NOK partners with Technicolor to produce VR content. Content is king, but what kind of content? There'll certainly be competition in this field, and God knows who the winners will be. I don't see many current applications beyond entertainment at this point, but that may just be because I'm short sighted.  VR enhanced surgery? Probably not, ISRG is doing well enough on its own. (I've been following that damn stock since lt cap mentioned it as an AI medical applications company - saw it when it was in the $500's. Now above $900/sh. Has just rocketed day after day, month after month. The 'mini tech meltdown' has slowed its momentum a bit - trading at $909/sh, when the high has been around $937. I'm still mulling why I don't get into these stocks when they're attractive (NVDA @$20, now $145), rather than cursing myself for missing the boat. I've seen Nvidia do this before, around 2000 or so, going from $20 to a high of about $160. Quickly. A short in-and-out trade was truly a gimme then. I've also seen EA on the late 1990s do an incredible amount of appreciation in a short time span. That the VG companies (thanks for the article, Jester) still can demonstrate this kind of growth (or over-valuation?) and have analysts who think the best is yet to come is staggering. Hard to know who to belive on that.

I still feel that VR will be a huge driver of future growth. So what would you buy as a consumer - Xbox X @$499, Nvidia 1080 GTX video card (Around $530 give or take), or a good VR headset (somewhere around $6-$700, I think).  I'd guess that's just like when 1080p 40 inch  televisions were around $1500 a decade ago, and now you can get them (often claimed 4k, but definitely a good 1080p tv below $500m, sometimes well below), I'd think VR headsets will come down in price (a lot of competition shaping up, including Intel and some partner I can't remember, for instance), and when it hits mainstream, it will just explode, IMHO. In considering investment applications, I'd wonder if NVDA still has a lot of growth despite its meteroic rise, as they're definitely a large player in the VR graphics sector.

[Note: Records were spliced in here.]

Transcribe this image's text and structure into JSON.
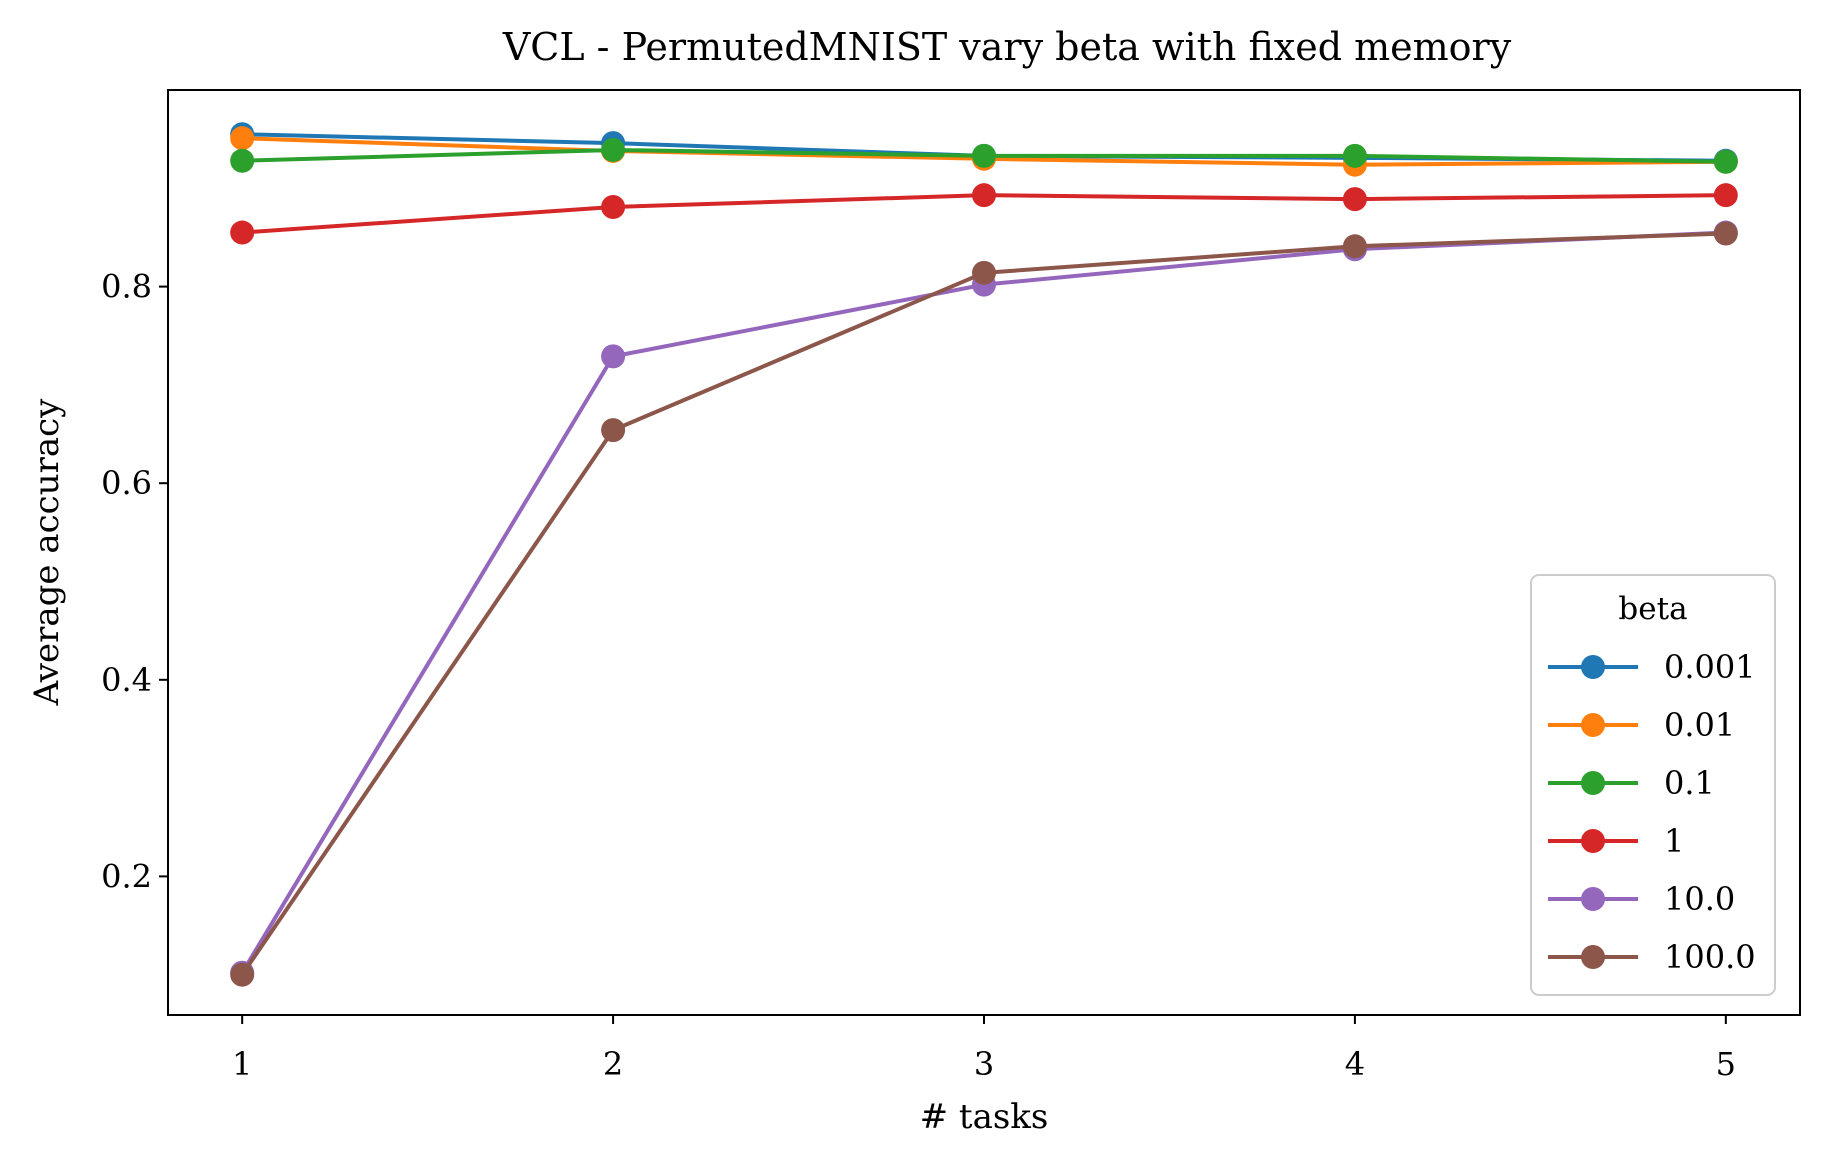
{
  "chart_data": {
    "type": "line",
    "title": "VCL - PermutedMNIST vary beta with fixed memory",
    "xlabel": "# tasks",
    "ylabel": "Average accuracy",
    "x": [
      1,
      2,
      3,
      4,
      5
    ],
    "xticks": [
      "1",
      "2",
      "3",
      "4",
      "5"
    ],
    "yticks": [
      0.2,
      0.4,
      0.6,
      0.8
    ],
    "ytick_labels": [
      "0.2",
      "0.4",
      "0.6",
      "0.8"
    ],
    "xlim": [
      0.8,
      5.2
    ],
    "ylim": [
      0.059,
      1.0
    ],
    "grid": false,
    "legend": {
      "title": "beta",
      "placement": "lower-right"
    },
    "series": [
      {
        "name": "0.001",
        "color": "#1f77b4",
        "values": [
          0.955,
          0.946,
          0.933,
          0.931,
          0.928
        ]
      },
      {
        "name": "0.01",
        "color": "#ff7f0e",
        "values": [
          0.951,
          0.938,
          0.93,
          0.924,
          0.927
        ]
      },
      {
        "name": "0.1",
        "color": "#2ca02c",
        "values": [
          0.928,
          0.939,
          0.933,
          0.933,
          0.927
        ]
      },
      {
        "name": "1",
        "color": "#d62728",
        "values": [
          0.855,
          0.881,
          0.893,
          0.889,
          0.893
        ]
      },
      {
        "name": "10.0",
        "color": "#9467bd",
        "values": [
          0.102,
          0.729,
          0.802,
          0.838,
          0.855
        ]
      },
      {
        "name": "100.0",
        "color": "#8c564b",
        "values": [
          0.1,
          0.654,
          0.814,
          0.841,
          0.854
        ]
      }
    ]
  }
}
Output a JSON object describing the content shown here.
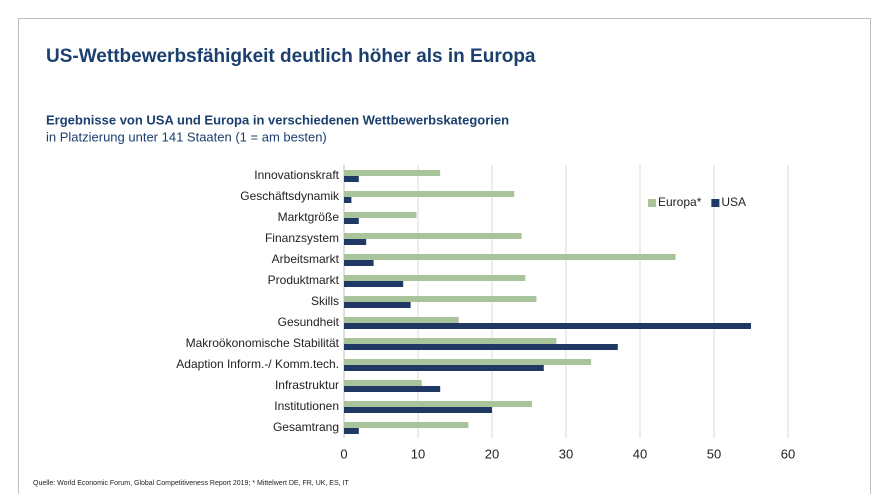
{
  "chart_data": {
    "type": "hbar",
    "title": "US-Wettbewerbsfähigkeit deutlich höher als in Europa",
    "subtitle": "Ergebnisse von USA und Europa in verschiedenen Wettbewerbskategorien",
    "subtitle2": "in Platzierung unter 141 Staaten (1 = am besten)",
    "source": "Quelle: World Economic Forum, Global Competitiveness Report 2019; * Mittelwert DE, FR, UK, ES, IT",
    "categories": [
      "Innovationskraft",
      "Geschäftsdynamik",
      "Marktgröße",
      "Finanzsystem",
      "Arbeitsmarkt",
      "Produktmarkt",
      "Skills",
      "Gesundheit",
      "Makroökonomische Stabilität",
      "Adaption Inform.-/ Komm.tech.",
      "Infrastruktur",
      "Institutionen",
      "Gesamtrang"
    ],
    "series": [
      {
        "name": "Europa*",
        "color": "#a9c49a",
        "values": [
          13,
          23,
          9.8,
          24,
          44.8,
          24.5,
          26,
          15.5,
          28.7,
          33.4,
          10.5,
          25.4,
          16.8
        ]
      },
      {
        "name": "USA",
        "color": "#1f3864",
        "values": [
          2,
          1,
          2,
          3,
          4,
          8,
          9,
          55,
          37,
          27,
          13,
          20,
          2
        ]
      }
    ],
    "xlim": [
      0,
      60
    ],
    "xticks": [
      0,
      10,
      20,
      30,
      40,
      50,
      60
    ],
    "grid": true,
    "legend": "upper right"
  }
}
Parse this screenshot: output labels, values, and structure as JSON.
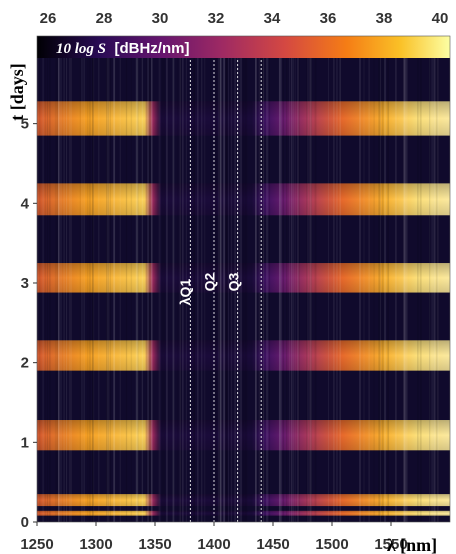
{
  "chart_data": {
    "type": "heatmap",
    "x_bottom": {
      "label": "λ [nm]",
      "ticks": [
        1250,
        1300,
        1350,
        1400,
        1450,
        1500,
        1550
      ],
      "range": [
        1250,
        1600
      ]
    },
    "x_top": {
      "ticks": [
        26,
        28,
        30,
        32,
        34,
        36,
        38,
        40
      ]
    },
    "y": {
      "label": "t [days]",
      "ticks": [
        0,
        1,
        2,
        3,
        4,
        5
      ],
      "range": [
        0,
        6.1
      ]
    },
    "colorbar": {
      "label": "10 log S",
      "unit": "[dBHz/nm]",
      "colormap": "inferno"
    },
    "markers": [
      {
        "label": "λQ1",
        "x": 1380
      },
      {
        "label": "Q2",
        "x": 1400
      },
      {
        "label": "Q3",
        "x": 1420
      },
      {
        "label": "",
        "x": 1440
      }
    ],
    "on_bands": [
      {
        "t_start": 0.08,
        "t_end": 0.14
      },
      {
        "t_start": 0.2,
        "t_end": 0.35
      },
      {
        "t_start": 0.9,
        "t_end": 1.28
      },
      {
        "t_start": 1.9,
        "t_end": 2.28
      },
      {
        "t_start": 2.88,
        "t_end": 3.25
      },
      {
        "t_start": 3.85,
        "t_end": 4.25
      },
      {
        "t_start": 4.85,
        "t_end": 5.28
      },
      {
        "t_start": 5.9,
        "t_end": 6.1
      }
    ],
    "colors": {
      "background": "#100a2c",
      "low": "#280b54",
      "mid": "#bc3754",
      "high": "#fcffa4"
    }
  }
}
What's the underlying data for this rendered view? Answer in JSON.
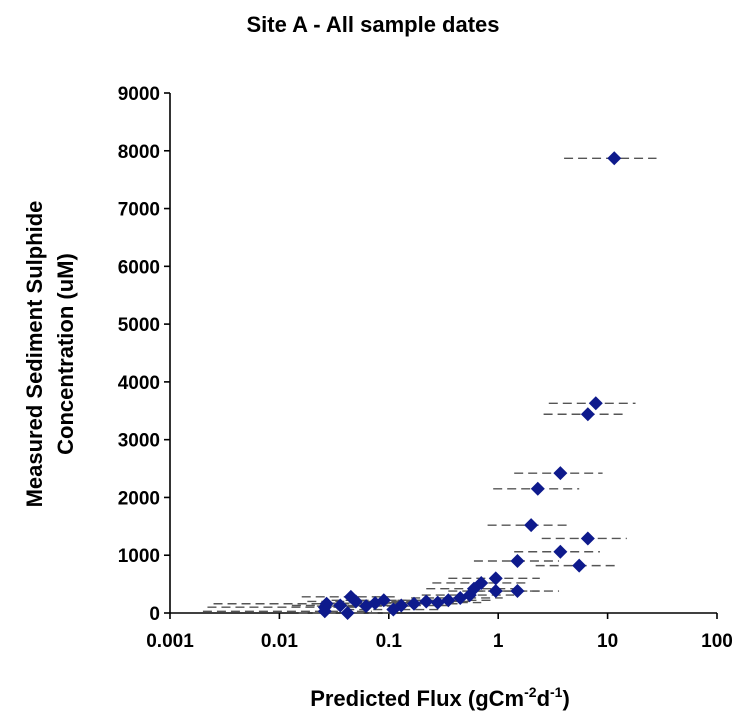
{
  "chart_data": {
    "type": "scatter",
    "title": "Site A - All sample dates",
    "xlabel": {
      "base": "Predicted Flux (gCm",
      "exp1": "-2",
      "mid": "d",
      "exp2": "-1",
      "end": ")"
    },
    "ylabel": [
      "Measured Sediment Sulphide",
      "Concentration (uM)"
    ],
    "x_scale": "log",
    "xlim": [
      0.001,
      100
    ],
    "ylim": [
      0,
      9000
    ],
    "x_ticks": [
      "0.001",
      "0.01",
      "0.1",
      "1",
      "10",
      "100"
    ],
    "y_ticks": [
      "0",
      "1000",
      "2000",
      "3000",
      "4000",
      "5000",
      "6000",
      "7000",
      "8000",
      "9000"
    ],
    "marker_color": "#0e1a8c",
    "error_bar_color": "#555555",
    "error_bars": "horizontal dashed, about one order of magnitude wide",
    "points": [
      {
        "x": 11.5,
        "y": 7870,
        "xmin": 4.0,
        "xmax": 28
      },
      {
        "x": 7.8,
        "y": 3630,
        "xmin": 2.9,
        "xmax": 18
      },
      {
        "x": 6.6,
        "y": 3440,
        "xmin": 2.6,
        "xmax": 15
      },
      {
        "x": 3.7,
        "y": 2420,
        "xmin": 1.4,
        "xmax": 9.0
      },
      {
        "x": 2.3,
        "y": 2150,
        "xmin": 0.9,
        "xmax": 5.5
      },
      {
        "x": 2.0,
        "y": 1520,
        "xmin": 0.8,
        "xmax": 4.5
      },
      {
        "x": 6.6,
        "y": 1290,
        "xmin": 2.5,
        "xmax": 15
      },
      {
        "x": 3.7,
        "y": 1060,
        "xmin": 1.4,
        "xmax": 8.5
      },
      {
        "x": 5.5,
        "y": 820,
        "xmin": 2.2,
        "xmax": 12
      },
      {
        "x": 1.5,
        "y": 900,
        "xmin": 0.6,
        "xmax": 3.6
      },
      {
        "x": 1.5,
        "y": 380,
        "xmin": 0.6,
        "xmax": 3.6
      },
      {
        "x": 0.95,
        "y": 600,
        "xmin": 0.35,
        "xmax": 2.4
      },
      {
        "x": 0.95,
        "y": 380,
        "xmin": 0.35,
        "xmax": 2.4
      },
      {
        "x": 0.7,
        "y": 520,
        "xmin": 0.25,
        "xmax": 1.8
      },
      {
        "x": 0.6,
        "y": 420,
        "xmin": 0.22,
        "xmax": 1.5
      },
      {
        "x": 0.55,
        "y": 310,
        "xmin": 0.2,
        "xmax": 1.4
      },
      {
        "x": 0.45,
        "y": 260,
        "xmin": 0.16,
        "xmax": 1.1
      },
      {
        "x": 0.35,
        "y": 220,
        "xmin": 0.12,
        "xmax": 0.9
      },
      {
        "x": 0.28,
        "y": 180,
        "xmin": 0.1,
        "xmax": 0.7
      },
      {
        "x": 0.22,
        "y": 200,
        "xmin": 0.08,
        "xmax": 0.55
      },
      {
        "x": 0.17,
        "y": 160,
        "xmin": 0.06,
        "xmax": 0.45
      },
      {
        "x": 0.13,
        "y": 130,
        "xmin": 0.05,
        "xmax": 0.35
      },
      {
        "x": 0.11,
        "y": 60,
        "xmin": 0.04,
        "xmax": 0.3
      },
      {
        "x": 0.09,
        "y": 220,
        "xmin": 0.03,
        "xmax": 0.25
      },
      {
        "x": 0.075,
        "y": 170,
        "xmin": 0.027,
        "xmax": 0.2
      },
      {
        "x": 0.062,
        "y": 120,
        "xmin": 0.022,
        "xmax": 0.17
      },
      {
        "x": 0.05,
        "y": 200,
        "xmin": 0.018,
        "xmax": 0.14
      },
      {
        "x": 0.045,
        "y": 280,
        "xmin": 0.016,
        "xmax": 0.12
      },
      {
        "x": 0.042,
        "y": 0,
        "xmin": 0.015,
        "xmax": 0.11
      },
      {
        "x": 0.036,
        "y": 130,
        "xmin": 0.013,
        "xmax": 0.1
      },
      {
        "x": 0.027,
        "y": 160,
        "xmin": 0.0025,
        "xmax": 0.08
      },
      {
        "x": 0.026,
        "y": 100,
        "xmin": 0.0022,
        "xmax": 0.07
      },
      {
        "x": 0.026,
        "y": 30,
        "xmin": 0.002,
        "xmax": 0.07
      }
    ]
  }
}
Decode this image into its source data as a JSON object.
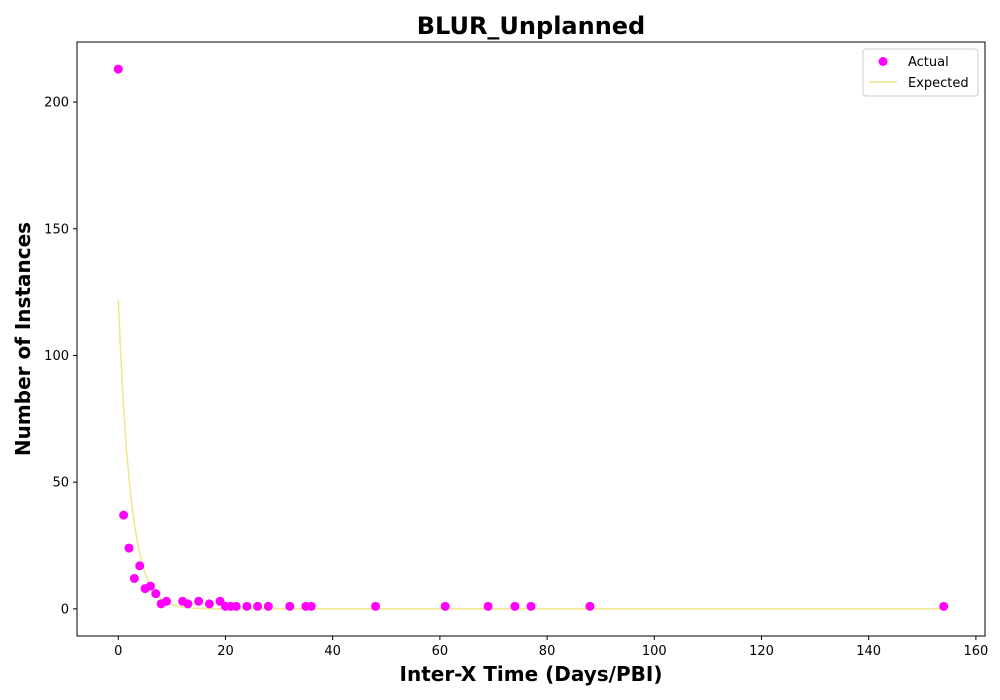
{
  "chart_data": {
    "type": "scatter",
    "title": "BLUR_Unplanned",
    "xlabel": "Inter-X Time (Days/PBI)",
    "ylabel": "Number of Instances",
    "xlim": [
      -7.7,
      161.7
    ],
    "ylim": [
      -10.7,
      223.7
    ],
    "xticks": [
      0,
      20,
      40,
      60,
      80,
      100,
      120,
      140,
      160
    ],
    "yticks": [
      0,
      50,
      100,
      150,
      200
    ],
    "grid": false,
    "legend_position": "top-right",
    "series": [
      {
        "name": "Actual",
        "kind": "scatter",
        "color": "#ff00ff",
        "points": [
          [
            0,
            213
          ],
          [
            1,
            37
          ],
          [
            2,
            24
          ],
          [
            3,
            12
          ],
          [
            4,
            17
          ],
          [
            5,
            8
          ],
          [
            6,
            9
          ],
          [
            7,
            6
          ],
          [
            8,
            2
          ],
          [
            9,
            3
          ],
          [
            12,
            3
          ],
          [
            13,
            2
          ],
          [
            15,
            3
          ],
          [
            17,
            2
          ],
          [
            19,
            3
          ],
          [
            20,
            1
          ],
          [
            21,
            1
          ],
          [
            22,
            1
          ],
          [
            24,
            1
          ],
          [
            26,
            1
          ],
          [
            28,
            1
          ],
          [
            32,
            1
          ],
          [
            35,
            1
          ],
          [
            36,
            1
          ],
          [
            48,
            1
          ],
          [
            61,
            1
          ],
          [
            69,
            1
          ],
          [
            74,
            1
          ],
          [
            77,
            1
          ],
          [
            88,
            1
          ],
          [
            154,
            1
          ]
        ]
      },
      {
        "name": "Expected",
        "kind": "line",
        "color": "#f0e68c",
        "model": "exponential",
        "amplitude": 122,
        "rate": 0.43,
        "x_range": [
          0,
          154
        ]
      }
    ]
  }
}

Just a guess. And like Foxconn (a fair amount of time ago, they were partners in graphics cards), they're probably using Chinese slave labor, keeping costs very low. And NVDA has a good 1-2 punch going - on a pc, you need a hefty graphics card to support the VR headset, and NVIDIA is likely big in that arena. But prices do need to come down. Between the card and the headset, you're spenging well over $1k for the pair.  An argument to buy a console that can handle VR. And I'm wondering who is going to supply chips for the new consoles? I've no idea, but I'd like to know.